Channing Tatum, Mason Reeves, and Gemma Chan attend the "Josephine" Premiere during the 2026 Sundance Film Festival at Eccles Center Theater on January 23, 2026 in Park City, Utah. (Photo by Neilson Barnard/Getty Images)
Channing Tatum, Mason Reeves, and Gemma Chan attend the “Josephine” Premiere at the 2026 Sundance Film Festival at Eccles Center Theater on Jan. 23, 2026, in Park City, Utah. Neilson Barnard/Getty Images

That Josephine is inspired by de Araújo’s own childhood experiences may imply that Damien and Claire’s ineptness is true to life. Yet that doesn’t make it dramatically convincing or tolerable, and the filmmaker’s decision to drench countless sequences in Miles Ross’s cascading and moaning score is less entrancing than repellent.

Couple that with intermittent use of look-at-me slow motion, and de Araújo’s aesthetics sometimes work at cross purposes with her intentions, offsetting the effectiveness of dreamy cutaways to snapshots of the heavily wooded park, which speak to Josephine’s inability to figuratively escape that fateful morning.

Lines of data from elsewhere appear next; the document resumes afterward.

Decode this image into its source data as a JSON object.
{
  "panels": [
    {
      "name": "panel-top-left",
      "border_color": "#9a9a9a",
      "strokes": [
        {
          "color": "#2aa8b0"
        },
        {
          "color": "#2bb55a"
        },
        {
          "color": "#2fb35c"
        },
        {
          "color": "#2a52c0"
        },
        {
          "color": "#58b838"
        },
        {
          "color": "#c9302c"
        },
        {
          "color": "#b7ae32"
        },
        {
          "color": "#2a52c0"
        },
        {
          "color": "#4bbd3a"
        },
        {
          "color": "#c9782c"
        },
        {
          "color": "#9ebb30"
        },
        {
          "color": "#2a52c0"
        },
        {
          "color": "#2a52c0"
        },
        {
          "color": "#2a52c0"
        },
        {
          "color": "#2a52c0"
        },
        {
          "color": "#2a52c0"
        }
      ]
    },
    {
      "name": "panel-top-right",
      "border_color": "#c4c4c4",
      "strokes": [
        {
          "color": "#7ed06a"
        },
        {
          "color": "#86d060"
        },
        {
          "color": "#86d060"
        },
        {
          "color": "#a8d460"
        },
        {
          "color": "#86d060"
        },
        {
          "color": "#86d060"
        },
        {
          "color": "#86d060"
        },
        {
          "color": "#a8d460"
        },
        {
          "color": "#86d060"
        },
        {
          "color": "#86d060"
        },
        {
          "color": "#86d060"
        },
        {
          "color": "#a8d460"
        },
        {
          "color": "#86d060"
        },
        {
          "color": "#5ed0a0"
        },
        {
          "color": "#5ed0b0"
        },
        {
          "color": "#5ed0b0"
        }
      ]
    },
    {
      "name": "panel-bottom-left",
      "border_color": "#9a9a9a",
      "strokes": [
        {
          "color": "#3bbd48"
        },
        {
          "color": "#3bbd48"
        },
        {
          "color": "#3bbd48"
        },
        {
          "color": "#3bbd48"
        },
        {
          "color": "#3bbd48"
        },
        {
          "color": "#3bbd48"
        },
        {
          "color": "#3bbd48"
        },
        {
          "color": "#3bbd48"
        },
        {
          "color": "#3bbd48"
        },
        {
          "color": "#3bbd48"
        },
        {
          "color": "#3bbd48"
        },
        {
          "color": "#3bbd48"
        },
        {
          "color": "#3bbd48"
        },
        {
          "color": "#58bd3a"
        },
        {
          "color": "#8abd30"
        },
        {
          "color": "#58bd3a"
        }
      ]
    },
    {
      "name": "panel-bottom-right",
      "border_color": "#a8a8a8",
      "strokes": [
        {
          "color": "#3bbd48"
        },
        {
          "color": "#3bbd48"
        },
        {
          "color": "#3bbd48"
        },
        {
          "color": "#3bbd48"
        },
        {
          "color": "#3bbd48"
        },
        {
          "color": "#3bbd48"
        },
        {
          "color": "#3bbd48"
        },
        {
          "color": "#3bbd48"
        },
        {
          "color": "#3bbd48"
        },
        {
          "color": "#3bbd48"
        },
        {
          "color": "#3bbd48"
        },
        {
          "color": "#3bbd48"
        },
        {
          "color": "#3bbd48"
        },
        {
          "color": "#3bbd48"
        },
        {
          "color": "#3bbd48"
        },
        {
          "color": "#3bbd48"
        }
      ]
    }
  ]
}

Fortunately, Josephine pushes through these showy gestures in later passages in which the title character is forced to figure out, on her own, a means of dealing with Damien’s hardness and hostility, Claire’s remoteness and cluelessness, and the scars left by Greg’s monstrousness.

In a climactic courtroom scene, Meeks’ kid learns that age isn’t a shield against the literal and figurative violence that women are asked to endure (including from other women), and her courage in the face of this ugliness is a testament to the resilience of youth.

On a beach with Damien, meanwhile, Josephine may bridge gaps and heal wounds by performing her father’s favorite facing-opposite-directions leg exercise, but as de Araújo subtly, poignantly illustrates in her film’s closing moments, this stirring girl now has her own back.